Le pagine di questo libro hanno un profondo debito di riconoscenza verso alcuni protagonisti che ho direttamente conosciuto e che mi hanno affidato documenti, immagini, racconti, testimonianze: Sandro Campanelli, Addolorata Castrignanò, Salvatore Chiriatti, Assunta Colagiorgi, Giuseppina Cretì, Anna e Elisabetta De Razza, Brizio Antonio Gabrieli. Eguale sentito ringraziamento a chi non solo mi ha consentito di utilizzare immagini e foto dei propri cari, ma ha dimostrato sensibilità e disponibilità rare: Leda Durelli, Paolo Durelli, Francesca Licci, Giusi Palma, Tetti Petrachi, Dino Tommasi e la famiglia Colella. Doveroso poi ricordare Antonio Verri per i suoi affettuosi e ironici insegnamenti, il fotografo Giovanni Guido, che nel suo studio al centro di Lecce affidò racconti e immagini alla giovane laurenda che ero; il prof. Massimo Legnani, punto di riferimento non solo per me ma per un’intera generazione di storici; l’Università di Bologna, l’Opera Universitaria e lo Studentato di via San Leonardo, tutti gli amici con cui in quel periodo ho condiviso l’esperienza bolognese, in particolare Oronzo Marmone, Renato Colaci, Pino Maggiore, Michele Bianco, Carlo Zilioli.

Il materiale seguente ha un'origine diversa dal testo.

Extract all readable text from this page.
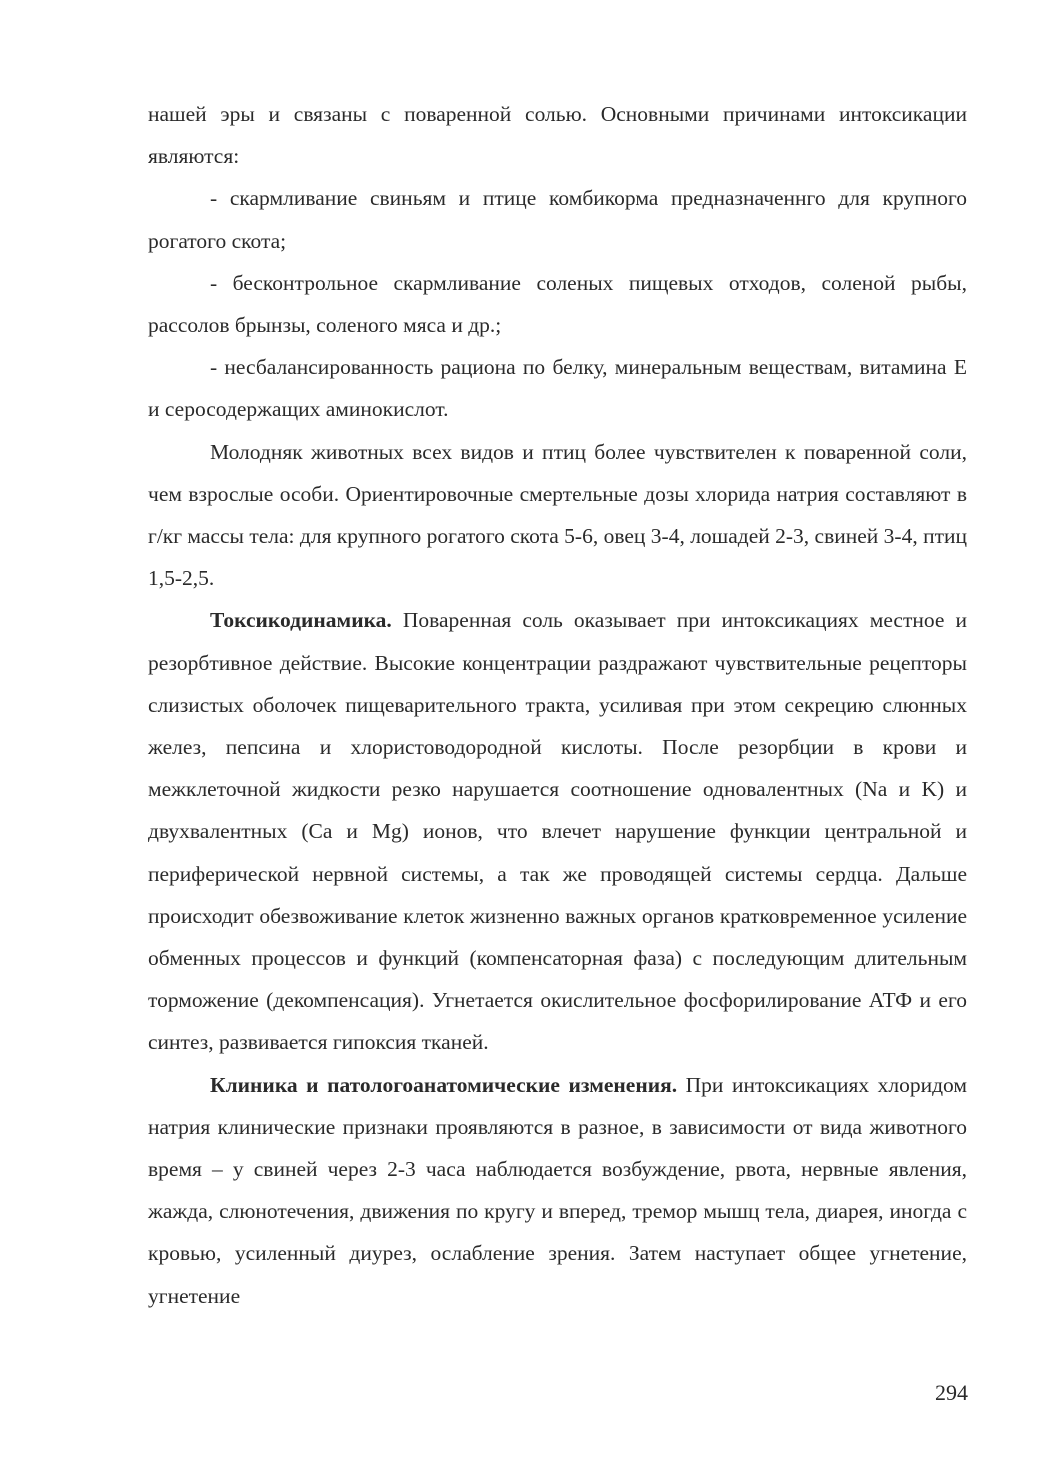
нашей эры и связаны с поваренной солью. Основными причинами интоксикации являются:

- скармливание свиньям и птице комбикорма предназначеннго для крупного рогатого скота;

- бесконтрольное скармливание соленых пищевых отходов, соленой рыбы, рассолов брынзы, соленого мяса и др.;

- несбалансированность рациона по белку, минеральным веществам, витамина Е и серосодержащих аминокислот.

Молодняк животных всех видов и птиц более чувствителен к поваренной соли, чем взрослые особи. Ориентировочные смертельные дозы хлорида натрия составляют в г/кг массы тела: для крупного рогатого скота 5-6, овец 3-4, лошадей 2-3, свиней 3-4, птиц 1,5-2,5.

Токсикодинамика. Поваренная соль оказывает при интоксикациях местное и резорбтивное действие. Высокие концентрации раздражают чувствительные рецепторы слизистых оболочек пищеварительного тракта, усиливая при этом секрецию слюнных желез, пепсина и хлористоводородной кислоты. После резорбции в крови и межклеточной жидкости резко нарушается соотношение одновалентных (Na и K) и двухвалентных (Ca и Mg) ионов, что влечет нарушение функции центральной и периферической нервной системы, а так же проводящей системы сердца. Дальше происходит обезвоживание клеток жизненно важных органов кратковременное усиление обменных процессов и функций (компенсаторная фаза) с последующим длительным торможение (декомпенсация). Угнетается окислительное фосфорилирование АТФ и его синтез, развивается гипоксия тканей.

Клиника и патологоанатомические изменения. При интоксикациях хлоридом натрия клинические признаки проявляются в разное, в зависимости от вида животного время – у свиней через 2-3 часа наблюдается возбуждение, рвота, нервные явления, жажда, слюнотечения, движения по кругу и вперед, тремор мышц тела, диарея, иногда с кровью, усиленный диурез, ослабление зрения. Затем наступает общее угнетение, угнетение

294
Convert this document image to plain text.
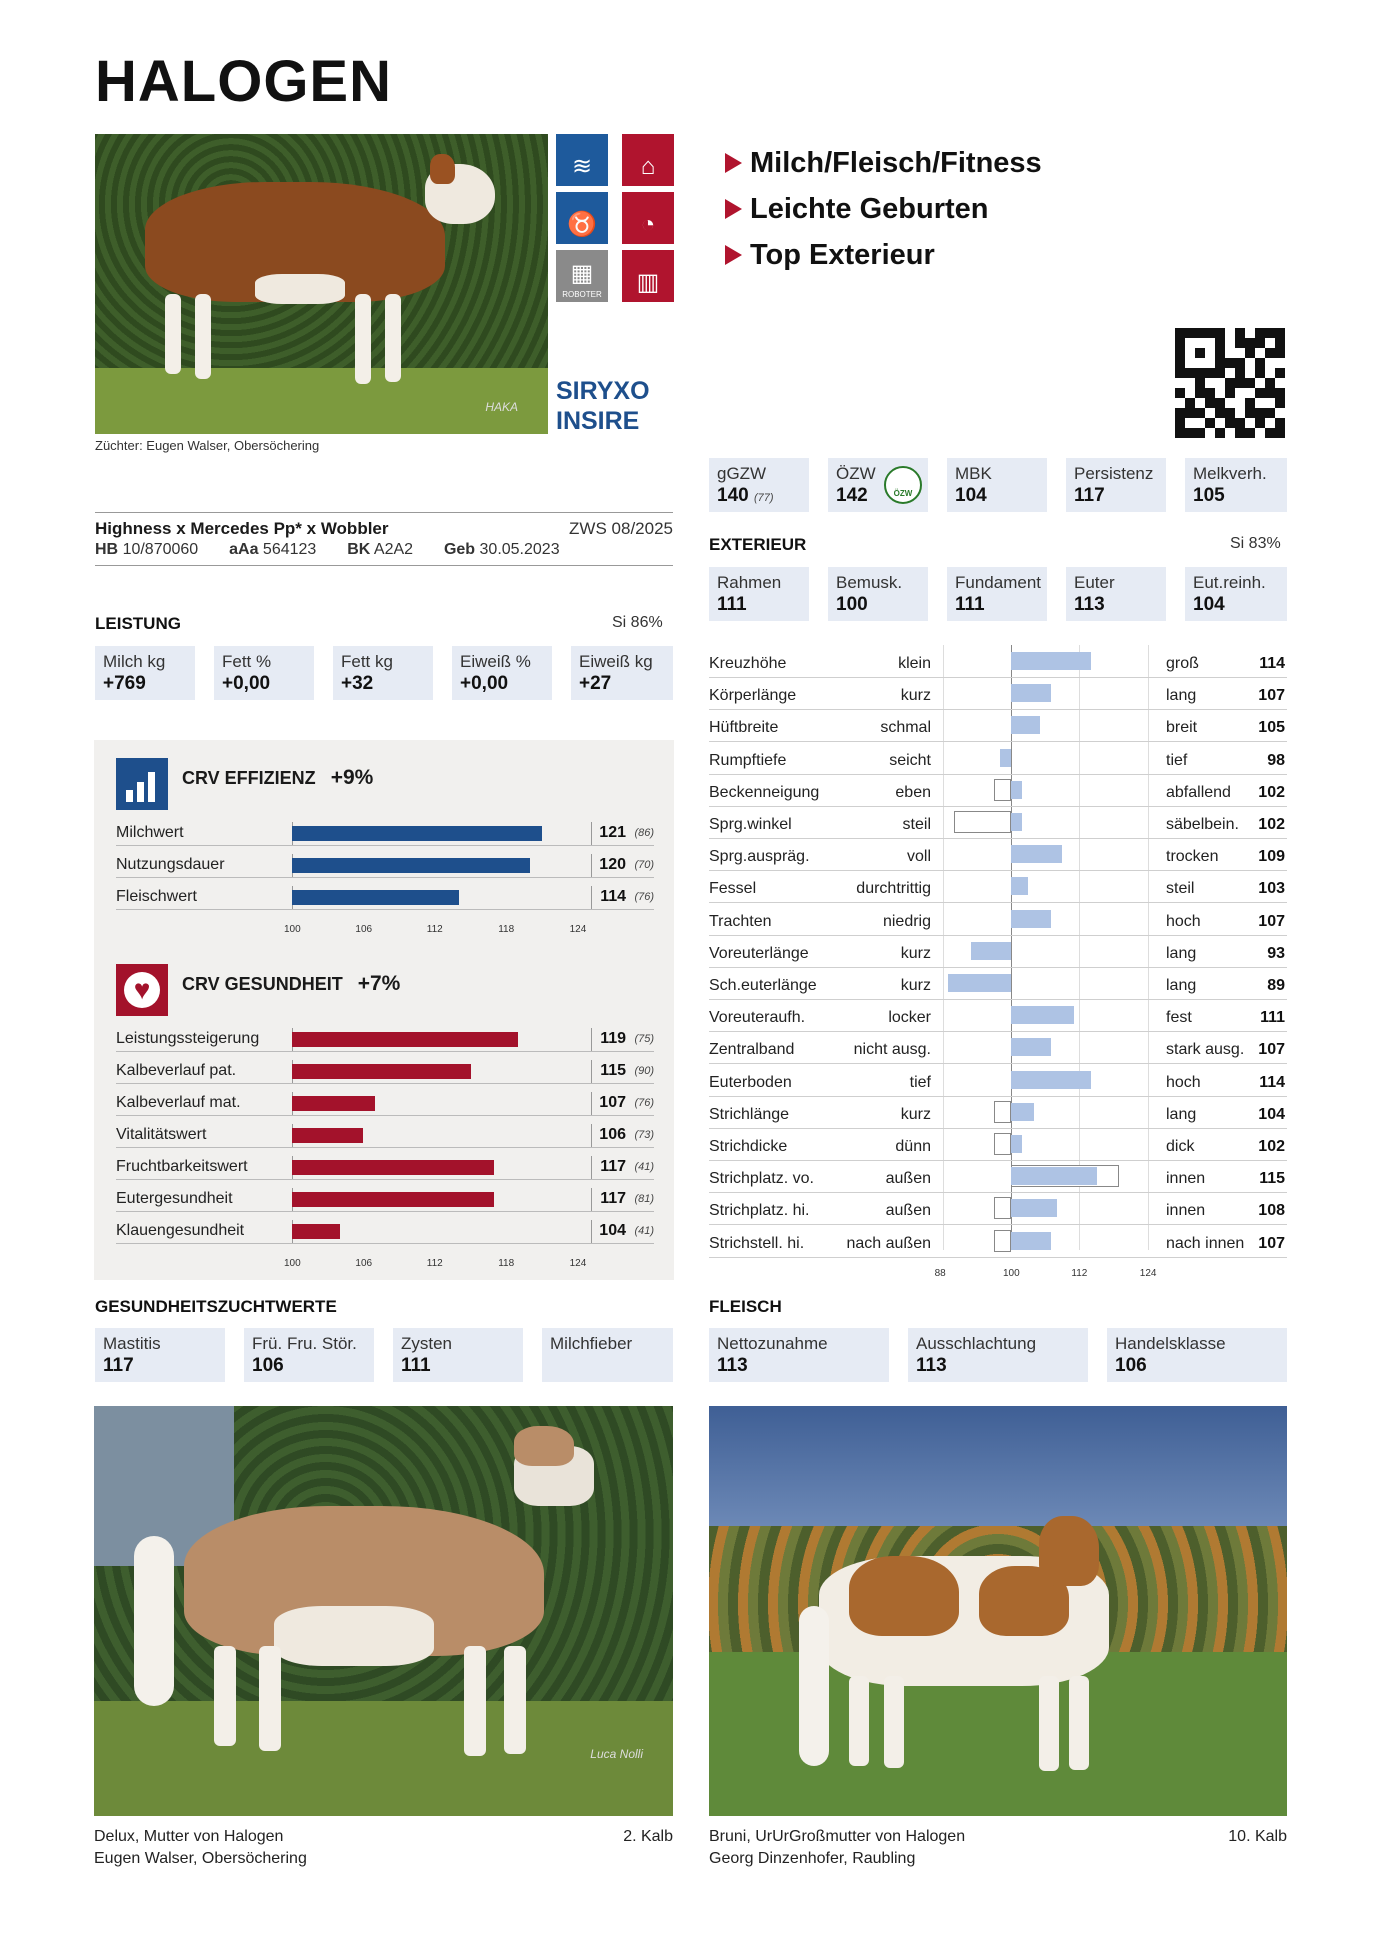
HALOGEN
HAKA
Züchter: Eugen Walser, Obersöchering
≋ ⌂
♉ ◔
▦
ROBOTER ▥
SIRYXO
INSIRE
Milch/Fleisch/Fitness
Leichte Geburten
Top Exterieur
gGZW
140 (77)
ÖZW
142	ÖZW
MBK
104
Persistenz
117
Melkverh.
105
Highness x Mercedes Pp* x Wobbler	ZWS 08/2025
HB 10/870060 aAa 564123 BK A2A2 Geb 30.05.2023
LEISTUNG	Si 86%
Milch kg
+769
Fett %
+0,00
Fett kg
+32
Eiweiß %
+0,00
Eiweiß kg
+27
CRV EFFIZIENZ +9%
Milchwert	121 (86)
Nutzungsdauer	120 (70)
Fleischwert	114 (76)
100	106	112	118	124
♥	CRV GESUNDHEIT +7%
Leistungssteigerung	119 (75)
Kalbeverlauf pat.	115 (90)
Kalbeverlauf mat.	107 (76)
Vitalitätswert	106 (73)
Fruchtbarkeitswert	117 (41)
Eutergesundheit	117 (81)
Klauengesundheit	104 (41)
100	106	112	118	124
EXTERIEUR	Si 83%
Rahmen
111
Bemusk.
100
Fundament
111
Euter
113
Eut.reinh.
104
Kreuzhöhe	klein	groß	114
Körperlänge	kurz	lang	107
Hüftbreite	schmal	breit	105
Rumpftiefe	seicht	tief	98
Beckenneigung	eben	abfallend 102
Sprg.winkel	steil	säbelbein. 102
Sprg.auspräg.	voll	trocken 109
Fessel	durchtrittig	steil	103
Trachten	niedrig	hoch	107
Voreuterlänge	kurz	lang	93
Sch.euterlänge	kurz	lang	89
Voreuteraufh.	locker	fest	111
Zentralband	nicht ausg.	stark ausg. 107
Euterboden	tief	hoch	114
Strichlänge	kurz	lang	104
Strichdicke	dünn	dick	102
Strichplatz. vo.	außen	innen	115
Strichplatz. hi.	außen	innen	108
Strichstell. hi.	nach außen	nach innen 107
88	100	112	124
GESUNDHEITSZUCHTWERTE
Mastitis
117
Frü. Fru. Stör.
106
Zysten
111
Milchfieber
FLEISCH
Nettozunahme
113
Ausschlachtung
113
Handelsklasse
106
Luca Nolli
Delux, Mutter von Halogen	2. Kalb
Eugen Walser, Obersöchering
Bruni, UrUrGroßmutter von Halogen	10. Kalb
Georg Dinzenhofer, Raubling
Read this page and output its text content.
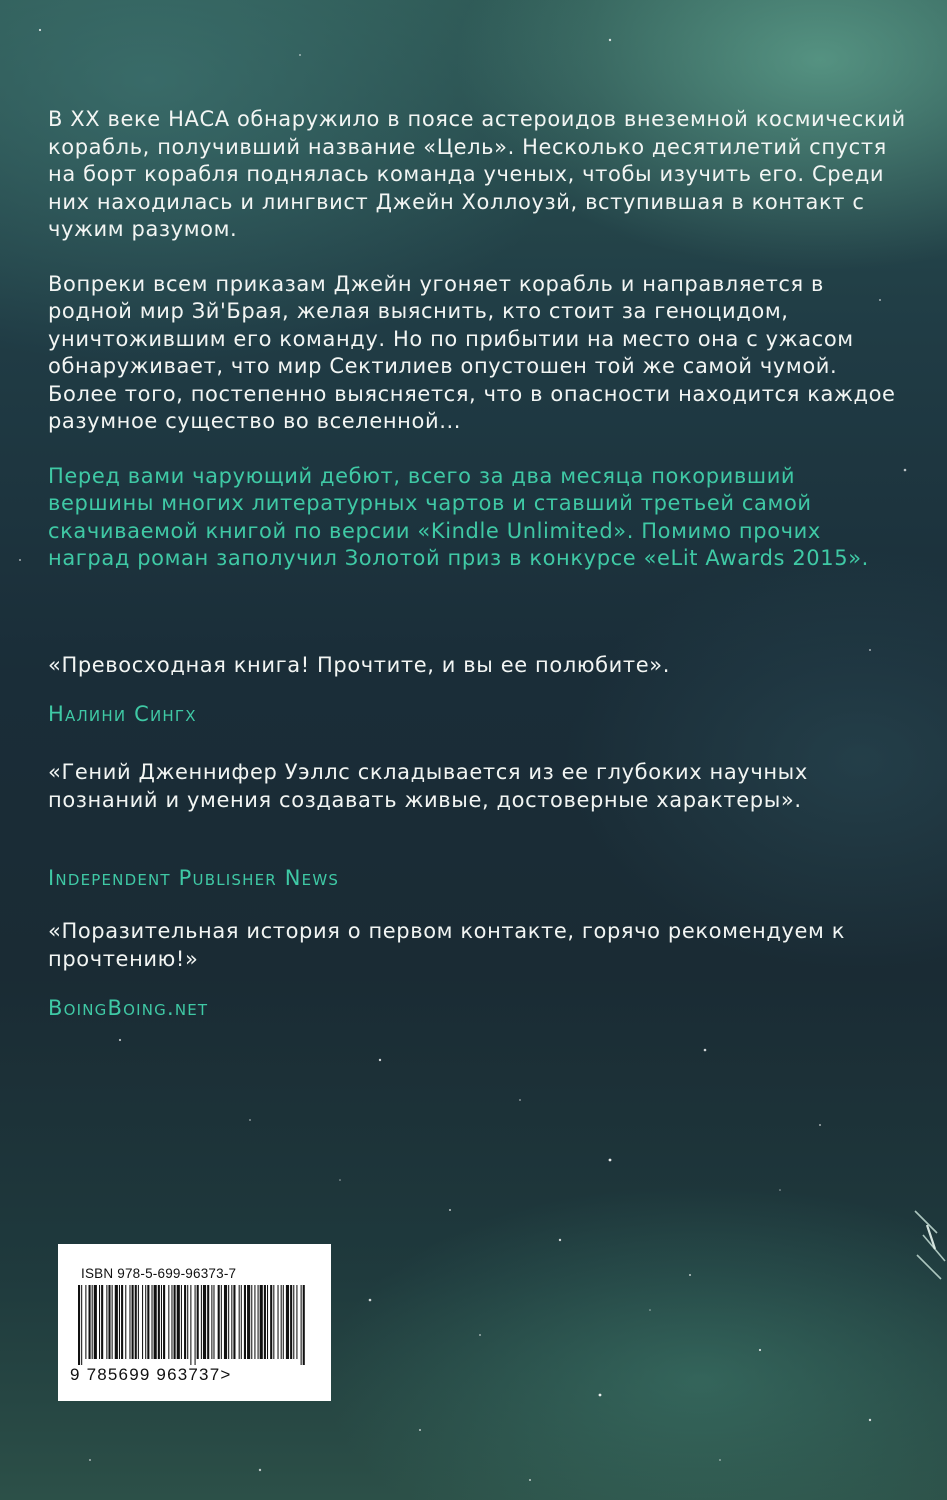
В XX веке НАСА обнаружило в поясе астероидов внеземной космический корабль, получивший название «Цель». Несколько десятилетий спустя на борт корабля поднялась команда ученых, чтобы изучить его. Среди них находилась и лингвист Джейн Холлоузй, вступившая в контакт с чужим разумом.

Вопреки всем приказам Джейн угоняет корабль и направляется в родной мир Зй'Брая, желая выяснить, кто стоит за геноцидом, уничтожившим его команду. Но по прибытии на место она с ужасом обнаруживает, что мир Сектилиев опустошен той же самой чумой. Более того, постепенно выясняется, что в опасности находится каждое разумное существо во вселенной...

Перед вами чарующий дебют, всего за два месяца покоривший вершины многих литературных чартов и ставший третьей самой скачиваемой книгой по версии «Kindle Unlimited». Помимо прочих наград роман заполучил Золотой приз в конкурсе «eLit Awards 2015».

«Превосходная книга! Прочтите, и вы ее полюбите».

Налини Сингх

«Гений Дженнифер Уэллс складывается из ее глубоких научных познаний и умения создавать живые, достоверные характеры».

Independent Publisher News

«Поразительная история о первом контакте, горячо рекомендуем к прочтению!»

BoingBoing.net

ISBN 978-5-699-96373-7
9 785699 963737>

A Craig Allen Kelly e Christian Salmon del Centro di Ricerca sulle Arti e il Linguaggio di Parigi. Un ringraziamento va all’associazione “Pietro Refolo” di Maglie; a Silvano Palamà, direttore della Casa museo della civiltà contadina e della cultura grika di Calimera; a Pati Luceri per i contributi fondamentali e per i documenti messi disposizione; a Marilù, Martina e Mattia per le registrazioni e la lavorazione delle interviste. Grazie a Umberta per la tenacia e il rigore dello studio che allora compivamo insieme e su cui si andava formando una parte di me; a Luigi Chiriatti con cui discorrevo di questo libro quando Kurumuny ancora non esisteva e Giovanni era piccolo, e all’editore Kurumuny di cui ho apprezzato la professionalità e con cui ho piacevolmente condiviso la redazione di questo lavoro; agli amici che strada facendo mi hanno accompagnato: Fabrizio Gemma, Vito Marra, Daniela Duccini e molti altri che sto dimenticando. Naturalmente grazie a mia madre, anche per i suoi ricordi, ai premurosi «Basta» di mia sorella e alla stampante di mio fratello, ad Angela e Giovanni e a tutta la mia famiglia. Infine ad Alessandro, compagno di vita e di libro.